OLG Köln: vergütung, strafverfahren, protokollierung, verschleppung, bestätigung, aktivlegitimation, abtretung, datum
Oberlandesgericht Köln, 2 ARs 223/05
Datum:
02.12.2005
Gericht:
Oberlandesgericht Köln
Spruchkörper:
2. Strafsenat
Entscheidungsart:
Beschluss
Aktenzeichen:
2 ARs 223/05
Schlagworte:
Verteidiger-Pauschgebühr in Strafsachen besonderen Umfangs für
einzelne Verfahrensabschnitte
Normen:
BRAGO § 99
Leitsätze:
1.
Eine Pauschvergütung gemäß § 99 BRAGO kommt nur ausnahmsweise
für trennbare und selbständige Verfahrensteile in Betracht.
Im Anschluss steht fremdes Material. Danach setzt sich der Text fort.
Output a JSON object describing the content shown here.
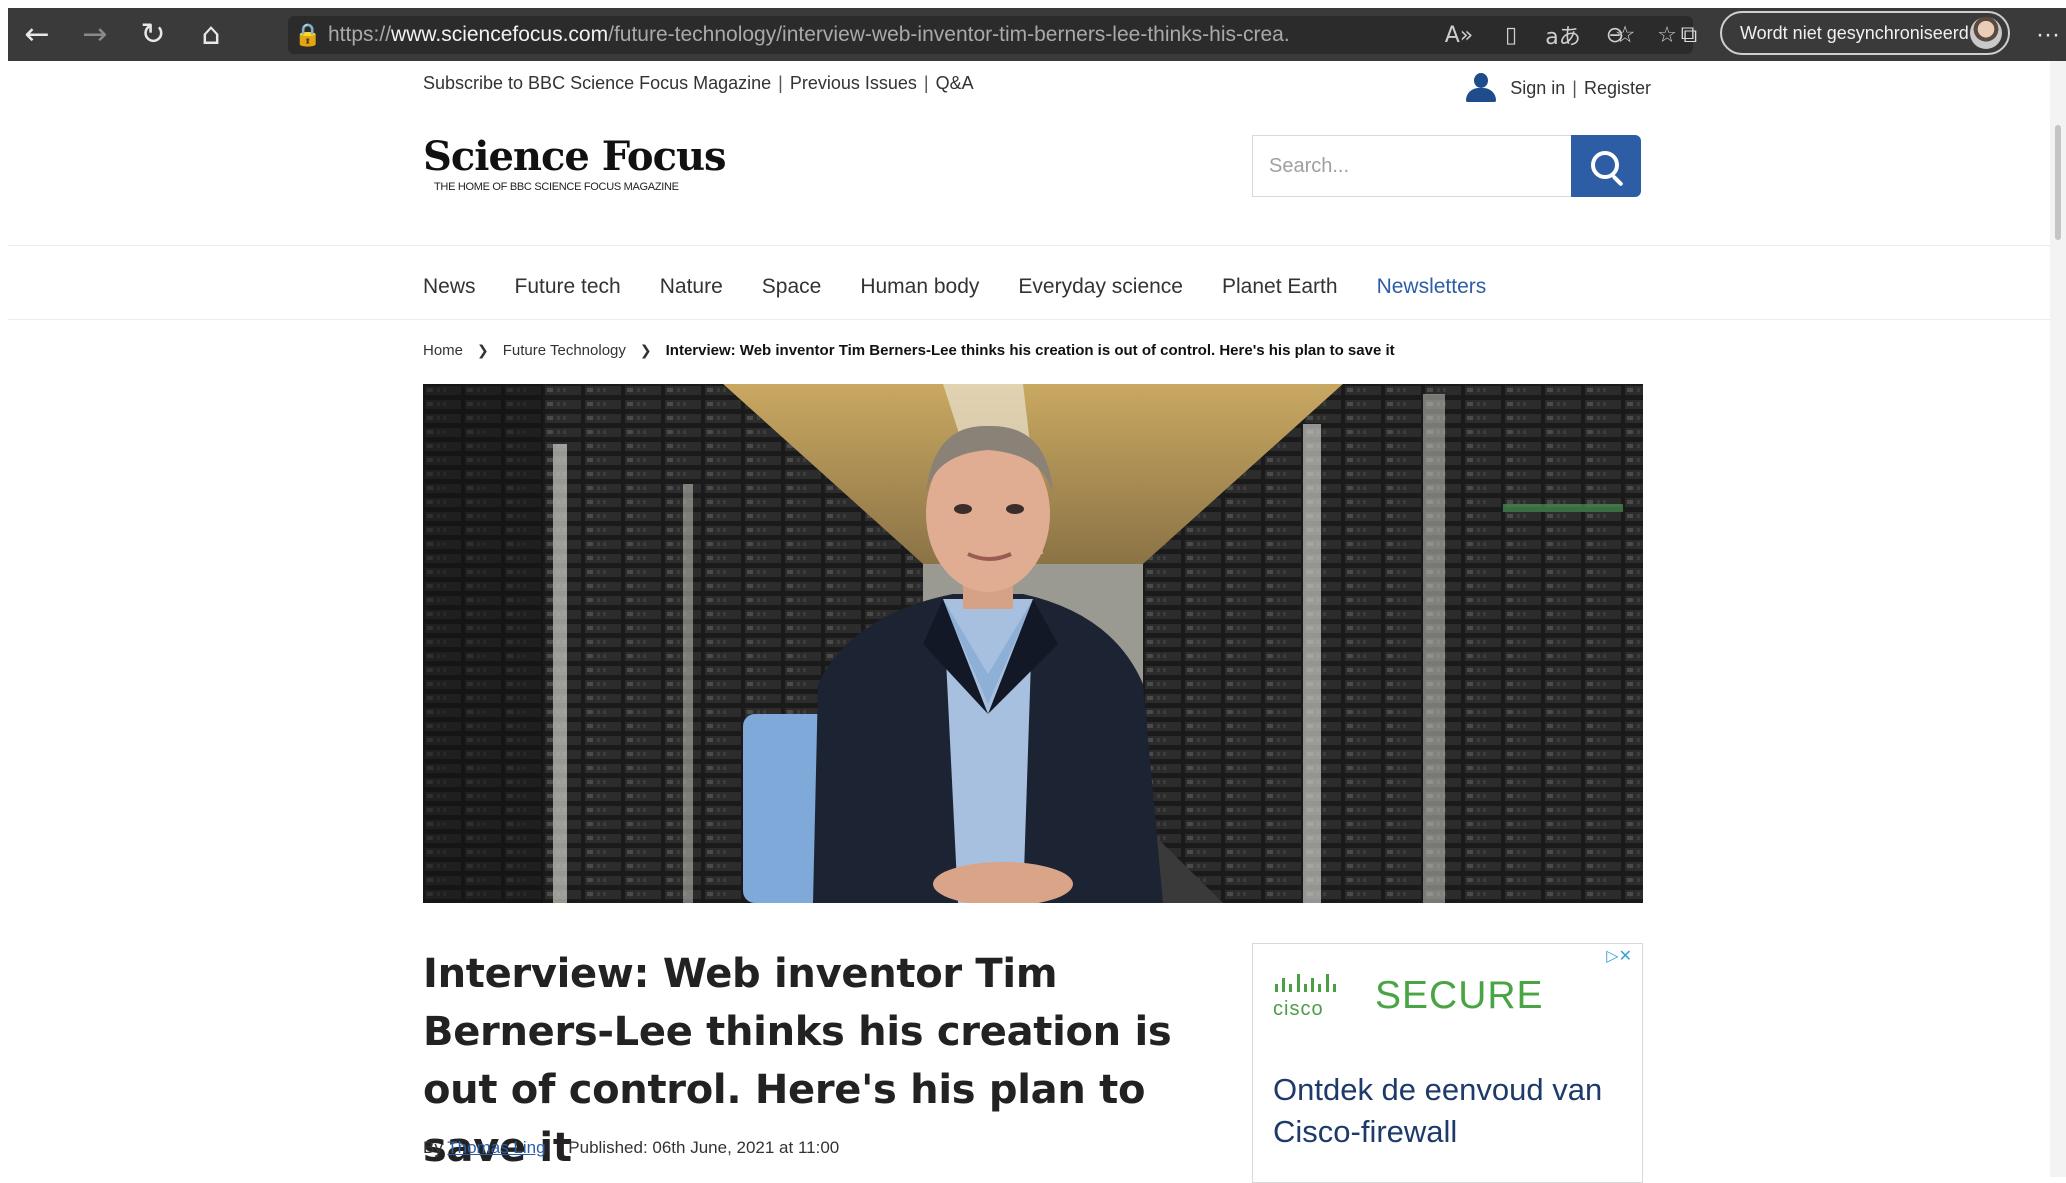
{
  "browser": {
    "url_prefix": "https://",
    "url_host": "www.sciencefocus.com",
    "url_path": "/future-technology/interview-web-inventor-tim-berners-lee-thinks-his-crea...",
    "sync_status": "Wordt niet gesynchroniseerd",
    "icons": {
      "back": "←",
      "forward": "→",
      "refresh": "↻",
      "home": "⌂",
      "lock": "🔒",
      "read_aloud": "A»",
      "immersive_reader": "▯",
      "translate": "aあ",
      "zoom": "⊖",
      "add_favorite": "☆",
      "favorites": "☆",
      "collections": "⧉",
      "more": "···"
    }
  },
  "site": {
    "topbar": {
      "subscribe": "Subscribe to BBC Science Focus Magazine",
      "previous_issues": "Previous Issues",
      "qa": "Q&A",
      "separator": "|",
      "sign_in": "Sign in",
      "register": "Register"
    },
    "logo": "Science Focus",
    "tagline": "THE HOME OF BBC SCIENCE FOCUS MAGAZINE",
    "search_placeholder": "Search...",
    "nav": [
      "News",
      "Future tech",
      "Nature",
      "Space",
      "Human body",
      "Everyday science",
      "Planet Earth",
      "Newsletters"
    ],
    "accent_color": "#2d5ea5"
  },
  "breadcrumb": {
    "home": "Home",
    "section": "Future Technology",
    "current": "Interview: Web inventor Tim Berners-Lee thinks his creation is out of control. Here's his plan to save it"
  },
  "article": {
    "title": "Interview: Web inventor Tim Berners-Lee thinks his creation is out of control. Here's his plan to save it",
    "by": "By",
    "author": "Thomas Ling",
    "published": "Published: 06th June, 2021 at 11:00"
  },
  "ad": {
    "flags": "▷✕",
    "brand": "cisco",
    "headline": "SECURE",
    "text": "Ontdek de eenvoud van Cisco-firewall",
    "brand_color": "#49a443"
  }
}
Hat ein
Rechtsanwalt die Verteidigung während des gesamten Verfahrens
geführt und seine Ansprüche gegen die Staatskasse bei Ausscheiden
aus einer Anwaltssozietät für einen bestimmten Zeitraum abgetreten,
fehlt ihm für die Gewährung einer Pauschgebühr für das gesamte
Verfahren die Aktivlegitimation. Einzelne von der Abtretung nicht erfaßte
Tätigkeiten (Besprechungen mit dem Angeklagten, Vorbereitung und
Teilnahme an weiteren Hauptverhandlungsterminen) stellen keinen
selbständigen Verfahrensabschnitt dar und rechtfertigen die Gewährung
einer Pauschgebühr ebenfalls nicht (Bestätigung der
Senatsentscheidung vom 12.04.2005 - 2 ARs 39/04).
2.
Die Pauschgebühr nach § 99 BRAGO soll eine unzmutbare
Benachteiligung des bestellten Verteidigers im Verhältnis zu seiner
gesetzlichen Vergütung verhindern. Bei der Prüfung, ob eine
Benachteiligung des Verteidigers vorliegt, kann berücksichtigt werden,
ob die anwaltliche Mühewaltung nicht zu einer sachgerechten
Verteidigung, sondern im Rahmen bloßer Konfliktverteidigung entfaltet
wird (vgl. Senat 05.08.2003 - 2 ARs 155/03).
Tenor:
Die Bewilligung einer Pauschgebühr wird aus den Gründen der
Stellungnahme des Vertreters des Landes NRW vom 17.11.2005, die
dem Antragsteller bekannt gemacht worden ist abgelehnt.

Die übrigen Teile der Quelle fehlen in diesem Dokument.